Preamble
Gleam compiles to Erlang on the BEAM and adds a static type system and syntax that feel closer to ML-family languages than to Erlang’s Prolog-flavored surface. For someone coming from Python or Java services, it is a friendly on-ramp to actors, message passing, and OTP—with the compiler nagging you about impossible cases before production does.
This post is the first implementation pass against A Language-Agnostic Concurrent Workload for 2025 Comparisons’s concurrent workload spec: processes instead of shared mutable heaps, mailboxes instead of mutex soup.
Processes and messages
BEAM processes are cheap. You spawn many of them, send messages asynchronously, and avoid sharing memory by default.
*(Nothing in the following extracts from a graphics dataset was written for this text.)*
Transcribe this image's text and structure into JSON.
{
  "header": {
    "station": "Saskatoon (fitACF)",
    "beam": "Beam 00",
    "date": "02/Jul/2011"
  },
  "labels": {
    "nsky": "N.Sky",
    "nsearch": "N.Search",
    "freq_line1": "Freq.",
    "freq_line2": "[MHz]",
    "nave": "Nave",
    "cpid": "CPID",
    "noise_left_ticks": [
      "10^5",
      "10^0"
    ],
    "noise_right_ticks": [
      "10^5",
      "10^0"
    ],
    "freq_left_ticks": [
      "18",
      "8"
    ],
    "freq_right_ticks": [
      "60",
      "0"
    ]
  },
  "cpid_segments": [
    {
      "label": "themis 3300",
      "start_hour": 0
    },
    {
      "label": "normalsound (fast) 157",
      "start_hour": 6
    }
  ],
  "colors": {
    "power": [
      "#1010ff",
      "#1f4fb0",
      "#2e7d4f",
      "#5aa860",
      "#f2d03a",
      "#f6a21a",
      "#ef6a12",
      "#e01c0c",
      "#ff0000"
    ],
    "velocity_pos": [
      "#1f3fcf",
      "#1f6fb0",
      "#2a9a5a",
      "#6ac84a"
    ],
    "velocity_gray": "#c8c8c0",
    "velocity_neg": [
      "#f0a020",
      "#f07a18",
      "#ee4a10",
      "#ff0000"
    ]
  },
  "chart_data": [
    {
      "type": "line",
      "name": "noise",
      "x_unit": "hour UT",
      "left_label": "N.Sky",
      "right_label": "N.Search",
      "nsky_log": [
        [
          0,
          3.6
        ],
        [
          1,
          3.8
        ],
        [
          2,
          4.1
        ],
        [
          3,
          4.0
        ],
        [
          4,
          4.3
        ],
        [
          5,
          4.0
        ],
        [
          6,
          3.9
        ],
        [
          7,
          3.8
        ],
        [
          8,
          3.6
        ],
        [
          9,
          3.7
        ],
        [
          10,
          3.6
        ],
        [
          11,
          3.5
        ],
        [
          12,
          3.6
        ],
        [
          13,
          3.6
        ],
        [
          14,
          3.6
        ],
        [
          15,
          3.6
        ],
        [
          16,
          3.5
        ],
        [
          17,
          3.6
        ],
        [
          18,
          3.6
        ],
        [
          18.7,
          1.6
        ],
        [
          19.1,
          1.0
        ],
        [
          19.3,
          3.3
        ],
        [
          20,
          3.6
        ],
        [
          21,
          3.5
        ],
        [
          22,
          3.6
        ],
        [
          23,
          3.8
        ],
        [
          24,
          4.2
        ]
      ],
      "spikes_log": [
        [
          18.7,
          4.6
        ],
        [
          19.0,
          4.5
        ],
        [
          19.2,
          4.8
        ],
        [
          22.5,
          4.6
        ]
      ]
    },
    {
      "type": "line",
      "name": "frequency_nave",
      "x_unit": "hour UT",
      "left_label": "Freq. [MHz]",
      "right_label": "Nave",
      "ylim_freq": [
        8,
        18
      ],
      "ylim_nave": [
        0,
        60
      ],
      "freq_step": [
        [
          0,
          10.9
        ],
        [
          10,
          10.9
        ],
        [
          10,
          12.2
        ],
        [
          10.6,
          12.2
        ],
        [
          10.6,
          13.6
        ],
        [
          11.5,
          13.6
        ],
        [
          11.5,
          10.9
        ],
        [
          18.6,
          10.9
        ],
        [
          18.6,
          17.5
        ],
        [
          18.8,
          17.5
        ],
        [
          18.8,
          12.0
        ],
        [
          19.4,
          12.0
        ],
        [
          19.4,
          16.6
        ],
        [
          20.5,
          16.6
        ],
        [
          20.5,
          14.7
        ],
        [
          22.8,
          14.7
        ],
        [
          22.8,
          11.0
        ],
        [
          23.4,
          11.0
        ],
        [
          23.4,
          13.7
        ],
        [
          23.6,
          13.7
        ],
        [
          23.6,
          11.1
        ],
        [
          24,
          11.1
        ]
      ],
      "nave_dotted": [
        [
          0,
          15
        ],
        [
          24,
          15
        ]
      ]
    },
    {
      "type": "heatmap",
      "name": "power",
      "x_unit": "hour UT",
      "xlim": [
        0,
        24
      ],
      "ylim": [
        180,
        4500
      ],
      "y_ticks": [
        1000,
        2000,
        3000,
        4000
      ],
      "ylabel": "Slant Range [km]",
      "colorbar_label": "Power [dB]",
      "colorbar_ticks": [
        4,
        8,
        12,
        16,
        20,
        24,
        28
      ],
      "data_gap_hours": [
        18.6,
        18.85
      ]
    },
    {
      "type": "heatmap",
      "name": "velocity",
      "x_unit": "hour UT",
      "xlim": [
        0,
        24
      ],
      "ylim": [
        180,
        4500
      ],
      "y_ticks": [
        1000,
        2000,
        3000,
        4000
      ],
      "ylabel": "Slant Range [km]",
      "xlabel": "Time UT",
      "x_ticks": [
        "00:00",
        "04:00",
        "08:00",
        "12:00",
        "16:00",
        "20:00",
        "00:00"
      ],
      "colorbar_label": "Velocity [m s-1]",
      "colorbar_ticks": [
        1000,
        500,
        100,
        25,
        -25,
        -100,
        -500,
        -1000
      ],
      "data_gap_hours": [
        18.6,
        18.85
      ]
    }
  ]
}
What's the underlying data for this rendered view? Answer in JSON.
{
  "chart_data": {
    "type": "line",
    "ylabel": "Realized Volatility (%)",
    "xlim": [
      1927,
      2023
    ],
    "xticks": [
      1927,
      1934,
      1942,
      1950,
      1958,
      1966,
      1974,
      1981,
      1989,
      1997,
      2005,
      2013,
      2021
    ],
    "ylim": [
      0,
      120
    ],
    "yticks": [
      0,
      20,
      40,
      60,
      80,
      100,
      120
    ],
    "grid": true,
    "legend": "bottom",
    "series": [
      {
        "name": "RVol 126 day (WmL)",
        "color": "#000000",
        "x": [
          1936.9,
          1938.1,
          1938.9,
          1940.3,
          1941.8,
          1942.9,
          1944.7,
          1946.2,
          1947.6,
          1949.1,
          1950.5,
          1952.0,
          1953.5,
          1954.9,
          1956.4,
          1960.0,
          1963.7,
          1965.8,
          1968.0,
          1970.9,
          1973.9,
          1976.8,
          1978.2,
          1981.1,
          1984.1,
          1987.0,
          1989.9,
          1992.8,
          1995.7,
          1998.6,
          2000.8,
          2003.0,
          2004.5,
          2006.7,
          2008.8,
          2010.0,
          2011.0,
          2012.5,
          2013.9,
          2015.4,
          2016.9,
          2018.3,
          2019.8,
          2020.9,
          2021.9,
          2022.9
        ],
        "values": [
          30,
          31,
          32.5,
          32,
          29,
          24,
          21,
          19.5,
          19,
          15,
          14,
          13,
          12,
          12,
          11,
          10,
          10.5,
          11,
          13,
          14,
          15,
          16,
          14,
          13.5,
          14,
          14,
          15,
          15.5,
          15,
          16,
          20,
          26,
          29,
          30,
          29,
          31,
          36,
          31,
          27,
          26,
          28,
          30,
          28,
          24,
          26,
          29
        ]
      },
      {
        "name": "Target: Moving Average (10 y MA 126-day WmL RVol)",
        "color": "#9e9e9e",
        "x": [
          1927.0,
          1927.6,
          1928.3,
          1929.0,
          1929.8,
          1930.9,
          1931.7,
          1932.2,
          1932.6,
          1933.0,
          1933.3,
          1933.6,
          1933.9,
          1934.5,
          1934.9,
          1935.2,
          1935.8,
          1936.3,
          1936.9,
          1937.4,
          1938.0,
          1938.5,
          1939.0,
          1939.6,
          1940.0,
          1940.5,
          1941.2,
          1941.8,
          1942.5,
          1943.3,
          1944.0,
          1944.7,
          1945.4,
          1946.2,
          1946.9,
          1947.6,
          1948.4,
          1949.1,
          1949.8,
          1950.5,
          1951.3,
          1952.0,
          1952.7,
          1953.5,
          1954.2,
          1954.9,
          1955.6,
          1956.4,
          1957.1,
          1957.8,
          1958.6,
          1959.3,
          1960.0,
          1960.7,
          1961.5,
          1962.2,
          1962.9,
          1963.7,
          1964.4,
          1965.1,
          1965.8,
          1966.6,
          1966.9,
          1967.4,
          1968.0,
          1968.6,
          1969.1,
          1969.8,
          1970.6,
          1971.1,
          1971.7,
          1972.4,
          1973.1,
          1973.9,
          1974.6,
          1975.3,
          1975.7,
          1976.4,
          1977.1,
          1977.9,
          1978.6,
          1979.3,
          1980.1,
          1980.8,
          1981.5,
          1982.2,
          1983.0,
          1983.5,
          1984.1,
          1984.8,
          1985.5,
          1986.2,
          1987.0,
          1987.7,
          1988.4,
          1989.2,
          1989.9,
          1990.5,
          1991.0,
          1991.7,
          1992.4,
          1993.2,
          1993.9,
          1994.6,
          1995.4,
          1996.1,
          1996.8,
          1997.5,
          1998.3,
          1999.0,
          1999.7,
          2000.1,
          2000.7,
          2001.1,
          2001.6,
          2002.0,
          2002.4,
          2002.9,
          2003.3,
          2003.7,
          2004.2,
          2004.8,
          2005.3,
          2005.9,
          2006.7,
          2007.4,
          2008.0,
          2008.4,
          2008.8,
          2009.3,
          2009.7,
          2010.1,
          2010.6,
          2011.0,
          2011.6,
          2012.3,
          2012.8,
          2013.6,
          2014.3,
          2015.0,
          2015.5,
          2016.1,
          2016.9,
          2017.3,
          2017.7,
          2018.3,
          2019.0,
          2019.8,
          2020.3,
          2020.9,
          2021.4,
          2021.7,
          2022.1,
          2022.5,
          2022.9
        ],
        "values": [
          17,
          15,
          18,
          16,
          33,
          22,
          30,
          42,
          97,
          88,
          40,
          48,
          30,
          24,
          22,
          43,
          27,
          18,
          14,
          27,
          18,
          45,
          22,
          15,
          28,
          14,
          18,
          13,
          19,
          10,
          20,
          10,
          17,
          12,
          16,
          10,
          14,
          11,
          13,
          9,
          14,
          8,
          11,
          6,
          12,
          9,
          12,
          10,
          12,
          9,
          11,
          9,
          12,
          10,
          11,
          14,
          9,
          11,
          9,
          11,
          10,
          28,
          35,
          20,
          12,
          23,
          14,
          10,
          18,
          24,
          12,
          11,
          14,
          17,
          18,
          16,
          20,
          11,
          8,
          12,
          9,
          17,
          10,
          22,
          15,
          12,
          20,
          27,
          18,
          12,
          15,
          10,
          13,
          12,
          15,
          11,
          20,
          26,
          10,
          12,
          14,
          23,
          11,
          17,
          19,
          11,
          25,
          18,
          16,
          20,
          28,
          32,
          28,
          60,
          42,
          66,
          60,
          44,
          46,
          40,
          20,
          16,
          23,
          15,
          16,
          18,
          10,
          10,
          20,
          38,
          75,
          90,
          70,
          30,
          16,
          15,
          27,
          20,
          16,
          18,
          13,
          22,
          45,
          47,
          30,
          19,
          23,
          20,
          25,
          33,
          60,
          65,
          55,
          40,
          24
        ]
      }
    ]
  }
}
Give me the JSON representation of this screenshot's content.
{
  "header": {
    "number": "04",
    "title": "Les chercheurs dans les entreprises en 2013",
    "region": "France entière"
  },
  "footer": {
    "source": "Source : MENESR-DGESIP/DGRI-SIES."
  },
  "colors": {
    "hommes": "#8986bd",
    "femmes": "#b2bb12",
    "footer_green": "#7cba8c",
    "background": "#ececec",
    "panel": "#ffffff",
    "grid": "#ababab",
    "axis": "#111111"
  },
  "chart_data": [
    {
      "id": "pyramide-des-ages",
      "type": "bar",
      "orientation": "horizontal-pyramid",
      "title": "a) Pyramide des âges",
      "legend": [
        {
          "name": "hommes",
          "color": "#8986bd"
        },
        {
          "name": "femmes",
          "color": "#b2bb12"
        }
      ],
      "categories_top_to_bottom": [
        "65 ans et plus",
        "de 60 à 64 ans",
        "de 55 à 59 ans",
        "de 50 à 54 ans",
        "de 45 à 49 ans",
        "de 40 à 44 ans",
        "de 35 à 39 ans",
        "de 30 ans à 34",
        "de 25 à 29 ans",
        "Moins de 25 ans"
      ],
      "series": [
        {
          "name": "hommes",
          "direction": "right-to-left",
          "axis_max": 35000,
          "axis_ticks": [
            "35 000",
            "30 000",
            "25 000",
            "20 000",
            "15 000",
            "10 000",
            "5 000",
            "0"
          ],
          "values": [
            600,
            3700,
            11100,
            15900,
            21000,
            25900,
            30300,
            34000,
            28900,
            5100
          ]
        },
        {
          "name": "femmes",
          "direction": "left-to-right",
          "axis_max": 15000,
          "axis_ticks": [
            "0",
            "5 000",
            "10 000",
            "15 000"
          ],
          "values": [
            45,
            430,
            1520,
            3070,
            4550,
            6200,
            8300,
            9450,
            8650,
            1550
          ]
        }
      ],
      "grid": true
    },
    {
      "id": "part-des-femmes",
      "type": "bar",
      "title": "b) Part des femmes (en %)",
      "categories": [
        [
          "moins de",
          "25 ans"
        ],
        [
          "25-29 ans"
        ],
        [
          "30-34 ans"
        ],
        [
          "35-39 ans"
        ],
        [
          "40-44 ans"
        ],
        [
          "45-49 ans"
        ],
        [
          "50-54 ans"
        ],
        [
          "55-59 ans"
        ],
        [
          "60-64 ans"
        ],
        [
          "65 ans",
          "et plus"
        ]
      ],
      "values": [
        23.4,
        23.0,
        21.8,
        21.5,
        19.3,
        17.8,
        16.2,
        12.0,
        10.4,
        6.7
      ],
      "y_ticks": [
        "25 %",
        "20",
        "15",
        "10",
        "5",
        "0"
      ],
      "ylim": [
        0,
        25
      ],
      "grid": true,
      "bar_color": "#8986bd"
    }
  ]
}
That isolation is the platform’s central bet: failure is localized unless you explicitly link processes.
Gleam’s FFI to Erlang/OTP allows calling into supervisor, gen_server-shaped patterns, and battle-tested libraries while keeping Gleam modules at the edge for typed orchestration.
OTP primitives in the mental model
Supervisors encode restart strategies—which children restart, how often, and whether siblings come along for the ride. Monitors and links express “tell me if this dies” versus “die with this.” Those primitives are not boilerplate trivia; they are how you implement recovery when A Language-Agnostic Concurrent Workload for 2025 Comparisons’s workload injects crashes.
Mapping the workload
Workers are modeled as process families with explicit mailboxes. Producers respect bounded mailboxes or explicit backpressure policies from the spec. Collectors may be a dedicated process receiving tallies—message passing keeps hot paths easier to reason about than ad hoc shared counters, though you can still bottleneck if design is careless.
Debugging early
Structured logs keyed by process id (and correlation IDs if HTTP sits upstream) pay dividends immediately. The BEAM’s introspection culture—observer, remote shells, tracing—rewards operable code. “It works on my laptop” is insufficient; traces should survive load tests.
Code shape: typed jobs in Gleam, processes on the BEAM
Gleam gives you algebraic data types for the workload job envelope from A Language-Agnostic Concurrent Workload for 2025 Comparisons; the runtime still delivers messages the Erlang way. A minimal type you can share across modules:
pub type Job {
Job(id: Int, tag: String, work_units: Int, sleep_ms: Int)
}
The worker loop is still “receive, compute, reply”—here in Erlang so you can run it in erl today; Gleam on the BEAM compiles to Erlang modules and uses the same mailbox and scheduler semantics:
-module(worker).
-export([start/0, loop/0]).
start() -> spawn(fun loop/0).
loop() ->
receive
{job, JobId, Work, SleepMs} ->
busy(Work),
timer:sleep(SleepMs),
collector ! {done, JobId},
loop()
end.
busy(0) -> ok;
busy(N) -> busy(N - 1).
Backpressure pattern: use a blocking send to a bounded mailbox (or a credit/token process) so producers cannot allocate without bound—mirroring the “bounded queue” rule in A Language-Agnostic Concurrent Workload for 2025 Comparisons. In Gleam, that is often a small OTP-style process that owns the queue depth counter; the types keep the message variants honest even when the VM is dynamically typed underneath.
Supervision hook: workers are started under a one_for_one supervisor with MaxR/Within tuned so injected crashes from that spec become measurable recovery intervals, not infinite restart storms—Supervision Trees and Rust Task Hierarchies goes deeper on intensity windows.
Conclusion
Gleam does not replace Erlang’s runtime; it rides it with types and ergonomics. Gleam and the BEAM Scheduler Under Load runs the benchmark harness hard and watches scheduler fairness; Rust and Tokio: The Same Concurrent Workload in Type-Safe Threads ports the same workload to Tokio for a typed async comparison.